Aus den Aussagen nach dem Bosnien-Krieg hat Guenivet fünf Typen von sexueller Gewalt herausgefiltert: Vergewaltigungen dienten häufig als Mittel zur Terrorisierung von Bevölkerungsgruppen mit dem Ziel, diese zu vertreiben. Daneben gebe es die teils öffentliche Vergewaltigung bei der Eroberung einer Ortschaft und die Zwangsprostitution. Völlig aussichtslos sei die Lage, wenn sich die Frauen erst einmal in Gefangenschaft befänden und dort wiederholt vergewaltigt würden. Dieser Typ von Vergewaltigung sei nur auf der Grundlage einer "politischen Organisation" möglich, die "Polizisten und Amtsträger in Vergewaltiger" verwandle. Als letzte Steigerungsform betrachtet Guenivet die Einrichtung von Lagern, in denen Frauen regelmäßig vergewaltigt werden. Das habe sich etwa 1992 in Prijedor abgespielt, wo 3000 moslemische und kroatische Frauen von Serben eingesperrt wurden.

Bis zur Bestrafung der Täter ist es ein weiter Weg. Die Hilfsorganisationen haben die Erfahrung gemacht, dass traumatische Erlebnisse wie Folter und Vergewaltigung von den Betroffenen häufig verdrängt werden. Aber dies gelingt meist nur oberflächlich: Die Opfer leiden dann an Alpträumen, Schlaflosigkeit und Depressionen oder sind sogar selbstmordgefährdet. "Meistens wollen die Opfer nicht über ihre Erlebnisse sprechen", sagt die Anwältin Wassyla Tamzali, die für die UNO-Wissenschaftsorganisation UNESCO einen Bericht über die Vergewaltigungen in Bosnien verfasst. "Wir müssen gemeinsam einen Schritt weiter kommen, denn das Opfer kann psychisch nur wieder aufgerichtet werden, wenn die Tat von einer offiziellen Stelle verurteilt wird."

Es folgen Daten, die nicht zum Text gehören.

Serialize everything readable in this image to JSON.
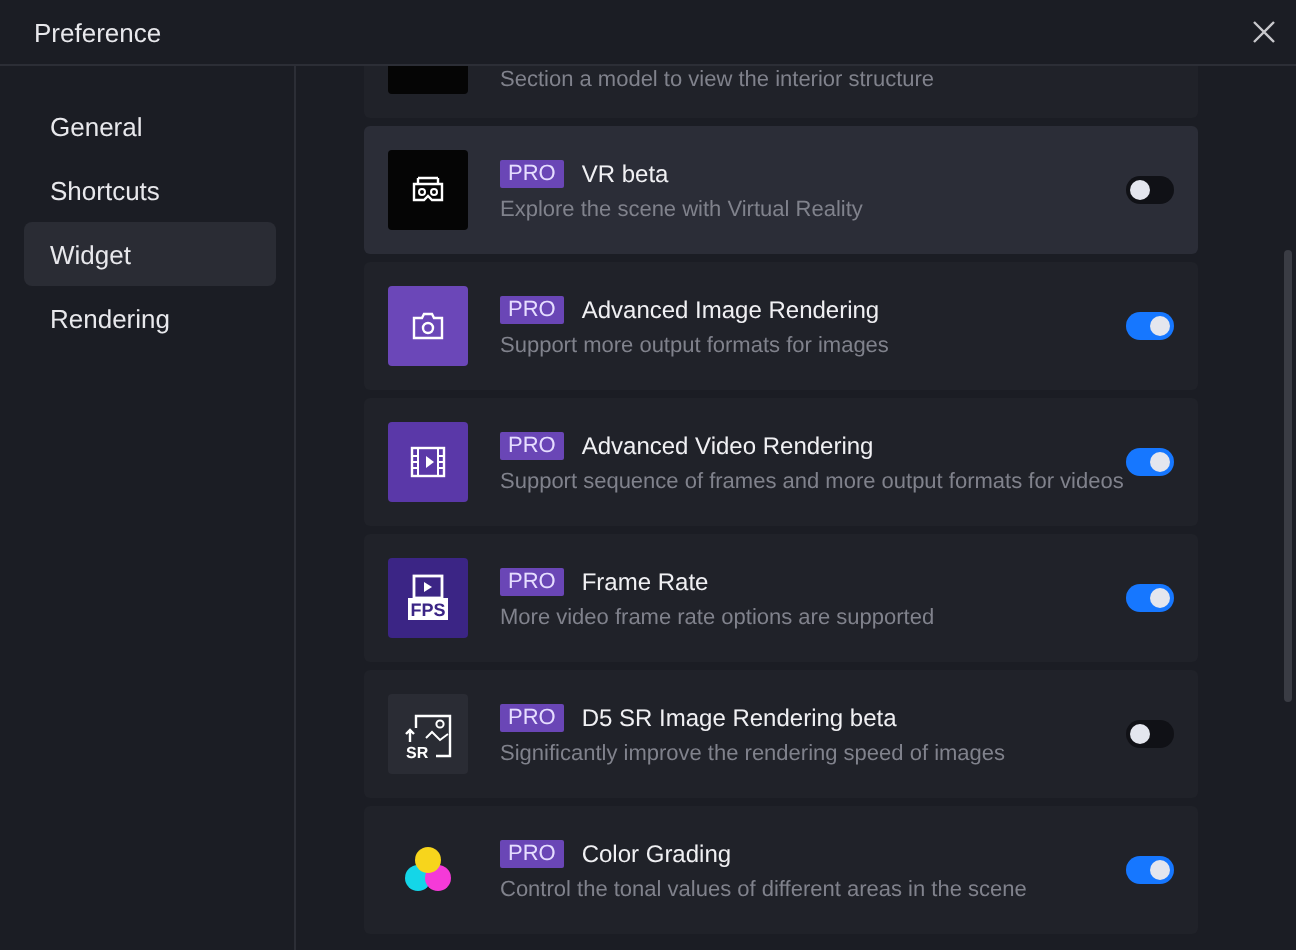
{
  "window": {
    "title": "Preference"
  },
  "sidebar": {
    "items": [
      {
        "label": "General",
        "selected": false
      },
      {
        "label": "Shortcuts",
        "selected": false
      },
      {
        "label": "Widget",
        "selected": true
      },
      {
        "label": "Rendering",
        "selected": false
      }
    ]
  },
  "partial_widget": {
    "description": "Section a model to view the interior structure"
  },
  "widgets": [
    {
      "kind": "vr",
      "pro": "PRO",
      "title": "VR beta",
      "description": "Explore the scene with Virtual Reality",
      "on": false,
      "highlighted": true
    },
    {
      "kind": "camera",
      "pro": "PRO",
      "title": "Advanced Image Rendering",
      "description": "Support more output formats for images",
      "on": true,
      "highlighted": false
    },
    {
      "kind": "film",
      "pro": "PRO",
      "title": "Advanced Video Rendering",
      "description": "Support sequence of frames and more output formats for videos",
      "on": true,
      "highlighted": false
    },
    {
      "kind": "fps",
      "icon_text": "FPS",
      "pro": "PRO",
      "title": "Frame Rate",
      "description": "More video frame rate options are supported",
      "on": true,
      "highlighted": false
    },
    {
      "kind": "sr",
      "icon_text": "SR",
      "pro": "PRO",
      "title": "D5 SR Image Rendering beta",
      "description": "Significantly improve the rendering speed of images",
      "on": false,
      "highlighted": false
    },
    {
      "kind": "color",
      "pro": "PRO",
      "title": "Color Grading",
      "description": "Control the tonal values of different areas in the scene",
      "on": true,
      "highlighted": false
    }
  ]
}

Eine Untersuchung für das Rote Kreuz ergab, dass in Kriegsgebieten jeder Neunte ein Vergewaltigungsopfer kennt. Weiträumige Vergewaltigungen hat Guenivet in den Bürgerkriegen in Ruanda sowie auf dem Balkan untersucht. Aus diesen besonders eklatanten Fällen sind Hoffnungsschimmer erwachsen: Die Vereinten Nationen haben das Kriegsverbrechertribunal in Arusha beauftragt, neben den üblicherweise geahndeten Formen von Kriegsverbrechen auch die Vergewaltigungen zu verfolgen, die 1994 in Ruanda begangen wurden. Den gleichen Auftrag erhielt das Tribunal in Den Haag für die Kriege auf dem Balkan. Vor einem Jahr verhängte es erstmals langjährige Haftstrafen wegen systematischer Vergewaltigungen: Drei Serben wurden zu zehn bis 18 Jahren Gefängnis verurteilt. Sie hatten nach dem Urteil der Richter Vergewaltigungen im Bosnienkrieg als "Instrument des Terrors" eingesetzt.